Quando passamos a beber leite?

A bem da verdade, bons mamíferos que somos, jamais éramos parta continuar bebendo leite ao longo dos anos. Intolerantes à lactose seriam a regra e não a exceção hoje em dia, mas houve algo que mudou isso. Claro, se houvesse evolução, a maioria de nós seria tolerante à lactose (como somos), mas somos um processo desenhado por um projetista inteligente, que nos deu partos dolorosos e dores na coluna por causa de nossa posição ereta.

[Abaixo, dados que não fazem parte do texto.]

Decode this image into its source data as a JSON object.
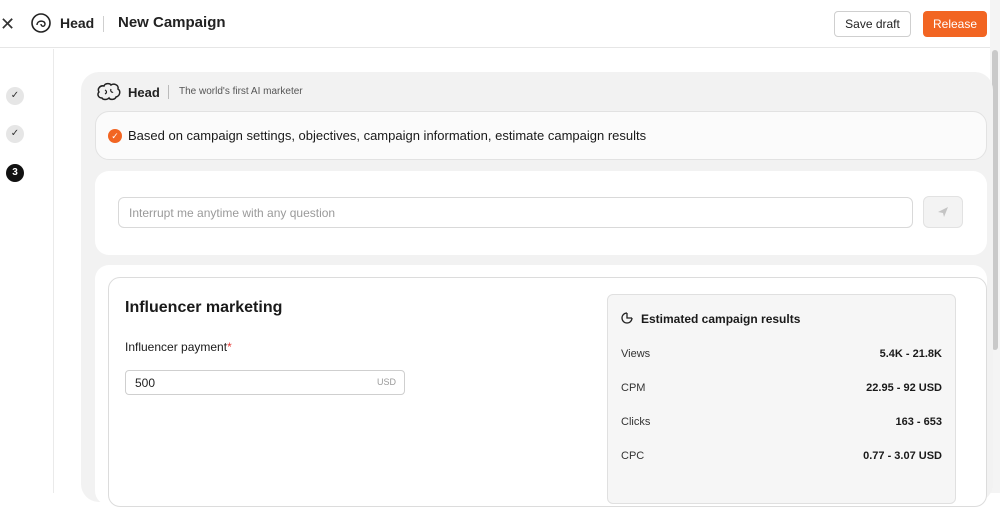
{
  "header": {
    "brand": "Head",
    "title": "New Campaign",
    "save_draft_label": "Save draft",
    "release_label": "Release",
    "accent_color": "#f26522"
  },
  "steps": [
    {
      "state": "done",
      "label": "✓"
    },
    {
      "state": "done",
      "label": "✓"
    },
    {
      "state": "current",
      "label": "3"
    }
  ],
  "assistant": {
    "brand": "Head",
    "tagline": "The world's first AI marketer",
    "status_text": "Based on campaign settings, objectives, campaign information, estimate campaign results",
    "input_placeholder": "Interrupt me anytime with any question"
  },
  "form": {
    "section_title": "Influencer marketing",
    "payment_label": "Influencer payment",
    "required_mark": "*",
    "payment_value": "500",
    "payment_unit": "USD"
  },
  "results": {
    "title": "Estimated campaign results",
    "metrics": [
      {
        "name": "Views",
        "value": "5.4K - 21.8K"
      },
      {
        "name": "CPM",
        "value": "22.95 - 92 USD"
      },
      {
        "name": "Clicks",
        "value": "163 - 653"
      },
      {
        "name": "CPC",
        "value": "0.77 - 3.07 USD"
      }
    ]
  }
}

A verdade é que Evolução é fato, larga maioria tem tolerância à lactose e a ingestão do leite, com todas as sua proteínas, sais minerais e vitaminas, mudou nossa história, pois mudou a nós mesmos. Mas, podemos precisar quando isso começou a ocorrer?

Vão até a estante, pois mesmo sendo domingo, sempre é dia de consultar O Livro dos Porquês!

Vamos entender, primeiro, como era antigamente. Você era um lindo bebezinho. Tomava o leitinho de sua querida mamãe, enquanto tudo à sua volta fazia questão de tentar lhe matar. Se você desse sorte de sobreviver até os 4 primeiros anos de vida, seu corpo pararia de produzir lactase, a enzima responsável por quebrar as moléculas de lactose em unidades menores e mais facilmente absorvidas pelo organismo.

Aquele pobre coitado que insistisse em continuar bebendo leite, ganharia de presente cãibras, diarreia, desidratação e, com muita sorte, você não morreria disso. Não era para continuarmos mamando, o que tem todo o sentido biológico (mal aê, Átila). Caso contrário, o espertão não sairia de casa, sugando mamãe até não poder mais, ao invés de ir catar seu próprio alimento (correndo o risco de ser alimento de alguém).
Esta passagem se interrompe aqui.